Complexity raises when you want to deploy containers to different hosts: a ton of questions will go through your head once you get interested in containerizing an app and deploying it to a container cluster. How do you select the host? Should you select a host? With what criteria? How are the containers supposed to communicate across different VMs? What happens when a container crashes? What happens when a VM crashes? What if I want to scale a component from my app up to 2 or more instances? How can I expose and hide services? How will I reach services inside the cluster or from outside of the cluster? How can a container access data knowing they can spawn all over the place? …

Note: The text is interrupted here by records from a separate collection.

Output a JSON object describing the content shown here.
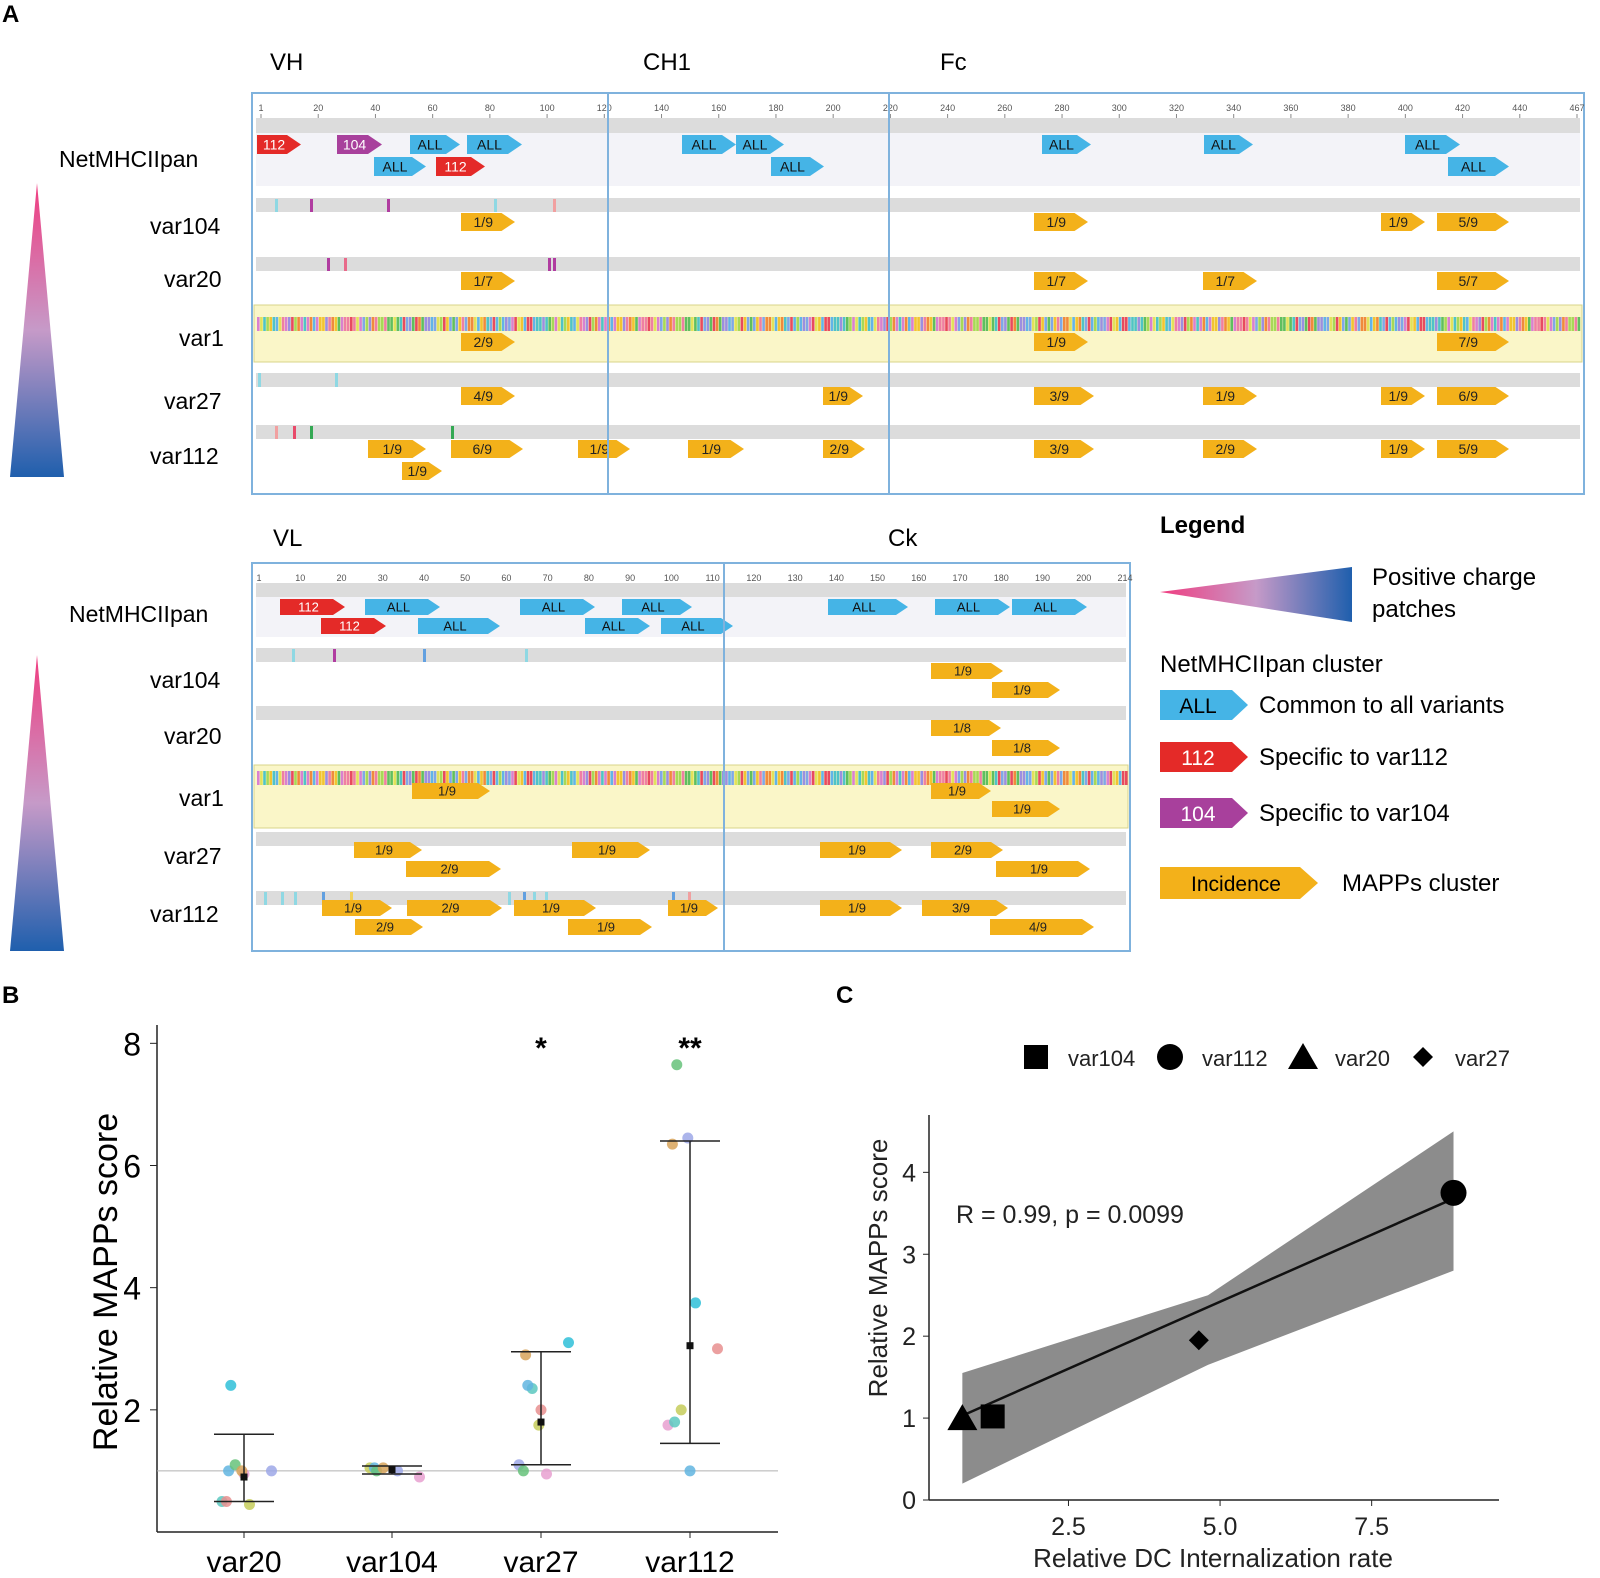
{
  "panel_labels": {
    "a": "A",
    "b": "B",
    "c": "C"
  },
  "heavy": {
    "regions": [
      "VH",
      "CH1",
      "Fc"
    ],
    "ticks": [
      "1",
      "20",
      "40",
      "60",
      "80",
      "100",
      "120",
      "140",
      "160",
      "180",
      "200",
      "220",
      "240",
      "260",
      "280",
      "300",
      "320",
      "340",
      "360",
      "380",
      "400",
      "420",
      "440",
      "467"
    ],
    "rows": [
      "NetMHCIIpan",
      "var104",
      "var20",
      "var1",
      "var27",
      "var112"
    ],
    "netmhc": [
      {
        "label": "112",
        "type": "112"
      },
      {
        "label": "104",
        "type": "104"
      },
      {
        "label": "ALL",
        "type": "ALL"
      },
      {
        "label": "ALL",
        "type": "ALL"
      },
      {
        "label": "ALL",
        "type": "ALL"
      },
      {
        "label": "112",
        "type": "112"
      },
      {
        "label": "ALL",
        "type": "ALL"
      },
      {
        "label": "ALL",
        "type": "ALL"
      },
      {
        "label": "ALL",
        "type": "ALL"
      },
      {
        "label": "ALL",
        "type": "ALL"
      },
      {
        "label": "ALL",
        "type": "ALL"
      },
      {
        "label": "ALL",
        "type": "ALL"
      },
      {
        "label": "ALL",
        "type": "ALL"
      }
    ],
    "mapps": {
      "var104": [
        "1/9",
        "1/9",
        "1/9",
        "5/9"
      ],
      "var20": [
        "1/7",
        "1/7",
        "1/7",
        "5/7"
      ],
      "var1": [
        "2/9",
        "1/9",
        "7/9"
      ],
      "var27": [
        "4/9",
        "1/9",
        "3/9",
        "1/9",
        "1/9",
        "6/9"
      ],
      "var112": [
        "1/9",
        "6/9",
        "1/9",
        "1/9",
        "2/9",
        "3/9",
        "2/9",
        "1/9",
        "5/9",
        "1/9"
      ]
    }
  },
  "light": {
    "regions": [
      "VL",
      "Ck"
    ],
    "ticks": [
      "1",
      "10",
      "20",
      "30",
      "40",
      "50",
      "60",
      "70",
      "80",
      "90",
      "100",
      "110",
      "120",
      "130",
      "140",
      "150",
      "160",
      "170",
      "180",
      "190",
      "200",
      "214"
    ],
    "rows": [
      "NetMHCIIpan",
      "var104",
      "var20",
      "var1",
      "var27",
      "var112"
    ],
    "netmhc": [
      {
        "label": "112",
        "type": "112"
      },
      {
        "label": "ALL",
        "type": "ALL"
      },
      {
        "label": "ALL",
        "type": "ALL"
      },
      {
        "label": "ALL",
        "type": "ALL"
      },
      {
        "label": "112",
        "type": "112"
      },
      {
        "label": "ALL",
        "type": "ALL"
      },
      {
        "label": "ALL",
        "type": "ALL"
      },
      {
        "label": "ALL",
        "type": "ALL"
      },
      {
        "label": "ALL",
        "type": "ALL"
      },
      {
        "label": "ALL",
        "type": "ALL"
      },
      {
        "label": "ALL",
        "type": "ALL"
      }
    ],
    "mapps": {
      "var104": [
        "1/9",
        "1/9"
      ],
      "var20": [
        "1/8",
        "1/8"
      ],
      "var1": [
        "1/9",
        "1/9",
        "1/9"
      ],
      "var27": [
        "1/9",
        "1/9",
        "1/9",
        "2/9",
        "1/9",
        "2/9"
      ],
      "var112": [
        "1/9",
        "2/9",
        "1/9",
        "1/9",
        "2/9",
        "1/9",
        "1/9",
        "3/9",
        "4/9"
      ]
    }
  },
  "legend": {
    "title": "Legend",
    "charge_line1": "Positive charge",
    "charge_line2": "patches",
    "cluster_title": "NetMHCIIpan cluster",
    "items": [
      {
        "tag": "ALL",
        "desc": "Common to all variants",
        "color": "#45b4e6"
      },
      {
        "tag": "112",
        "desc": "Specific to var112",
        "color": "#e42a28"
      },
      {
        "tag": "104",
        "desc": "Specific to var104",
        "color": "#a8409c"
      },
      {
        "tag": "Incidence",
        "desc": "MAPPs cluster",
        "color": "#f3b11a"
      }
    ]
  },
  "colors": {
    "all": "#45b4e6",
    "v112": "#e42a28",
    "v104": "#a8409c",
    "mapps": "#f3b11a",
    "frame": "#7fb2dd",
    "var1_bg": "#faf6c8"
  },
  "chart_data": [
    {
      "type": "scatter",
      "title": "",
      "xlabel": "",
      "ylabel": "Relative MAPPs score",
      "ylim": [
        0,
        8.3
      ],
      "yticks": [
        "2",
        "4",
        "6",
        "8"
      ],
      "reference_line": 1.0,
      "categories": [
        "var20",
        "var104",
        "var27",
        "var112"
      ],
      "significance": [
        "",
        "",
        "*",
        "**"
      ],
      "series": [
        {
          "name": "var20",
          "points": [
            0.5,
            0.5,
            0.45,
            1.0,
            1.0,
            1.1,
            0.95,
            1.0,
            2.4
          ],
          "mean": 0.9,
          "lower": 0.5,
          "upper": 1.6
        },
        {
          "name": "var104",
          "points": [
            1.05,
            1.05,
            1.0,
            1.0,
            0.9,
            1.05
          ],
          "mean": 1.02,
          "lower": 0.95,
          "upper": 1.08
        },
        {
          "name": "var27",
          "points": [
            1.1,
            1.0,
            0.95,
            2.9,
            3.1,
            2.35,
            2.0,
            1.75,
            2.4
          ],
          "mean": 1.8,
          "lower": 1.1,
          "upper": 2.95
        },
        {
          "name": "var112",
          "points": [
            1.75,
            6.35,
            3.75,
            1.8,
            3.0,
            2.0,
            1.0,
            6.45,
            7.65
          ],
          "mean": 3.05,
          "lower": 1.45,
          "upper": 6.4
        }
      ]
    },
    {
      "type": "scatter",
      "title": "",
      "xlabel": "Relative DC Internalization rate",
      "ylabel": "Relative MAPPs score",
      "xlim": [
        0.2,
        9.6
      ],
      "ylim": [
        0,
        4.7
      ],
      "xticks": [
        "2.5",
        "5.0",
        "7.5"
      ],
      "yticks": [
        "0",
        "1",
        "2",
        "3",
        "4"
      ],
      "annotation": "R = 0.99, p = 0.0099",
      "legend": [
        "var104",
        "var112",
        "var20",
        "var27"
      ],
      "points": [
        {
          "name": "var104",
          "x": 1.25,
          "y": 1.02,
          "shape": "square"
        },
        {
          "name": "var112",
          "x": 8.85,
          "y": 3.75,
          "shape": "circle"
        },
        {
          "name": "var20",
          "x": 0.75,
          "y": 1.0,
          "shape": "triangle"
        },
        {
          "name": "var27",
          "x": 4.65,
          "y": 1.95,
          "shape": "diamond"
        }
      ],
      "fit": {
        "x0": 0.75,
        "y0": 1.03,
        "x1": 8.85,
        "y1": 3.68
      },
      "ci": [
        {
          "x": 0.75,
          "lo": 0.2,
          "hi": 1.55
        },
        {
          "x": 4.8,
          "lo": 1.65,
          "hi": 2.5
        },
        {
          "x": 8.85,
          "lo": 2.8,
          "hi": 4.5
        }
      ]
    }
  ]
}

CoreOS initially proposed fleet (a systemd based orchestration) before moving to Kubernetes. Docker provided Compose to orchestrate container deployments locally before extending orchestration to the cluster with Swarm (based on Compose). Rancher used Cattle, their own orchestrator based on Compose. Mesos can manage containerized and non-containerized workloads but is very complex to operate. To counter that complexity, Mesosphere supplied Marathon. The container was the smallest deployable unit.
We had opinionated choices in all of them, but many different ways to do essentially the same thing: schedule, control, scale, heal, expose services.
Comes Kubernetes and Google’s experience from running containers for a decade, plus a community striving to find a better way to orchestrate. The smallest unit deployable is a Pod (which can be one or more containers) because it makes sense grouping elements logically (counter intuitive, isn’t it?). A scheduler will place Pods on the cluster: placement like pretty much anything else will be handled through labels (metadata). It will be responsible to place Pods based on their resource requirements or other constraints. Services will expose endpoints in the cluster. A controller will take care of scaling, self healing. Deployments can be rolled back. Kubernetes can store app configurations and secrets to make them available cluster wide. Batch jobs can easily be run on the cluster. All cluster components are highly available in production conditions, so can be the services you deploy on said cluster.
A lot of ideas and approaches, simple and/or complex, good and/or bad, led to a system that found a resonance with the community and more importantly with the business.
Kubernetes is everywhere, it is slowly drifting towards the “boring” tech now that the orchestrator wars are settled, and I mean that in the best way. “Boring” here means people are now looking at building yet more abstraction layers on top of containers and orchestration. The hot topics are security, monitoring, tracing, serverless, … What we have right now is so powerful, trying it means there is no turning back. But there is more to come on many fronts and I can not wait to see how it is all going to evolve.
If you are contemplating moving to containers, you should, even your legacy apps would benefit from being containerized and gain immediate portability to where-ever containers can be run: pretty much anywhere. Simple? Maybe not. Worth it? Definitely!
If you go down the container road, orchestration will be your very next stop. There are many vendors, platforms, clouds to choose from, a lot of them decided to go with Kubernetes as orchestrator. So if you wish to invest your time efficiently and wisely, get to know Kubernetes.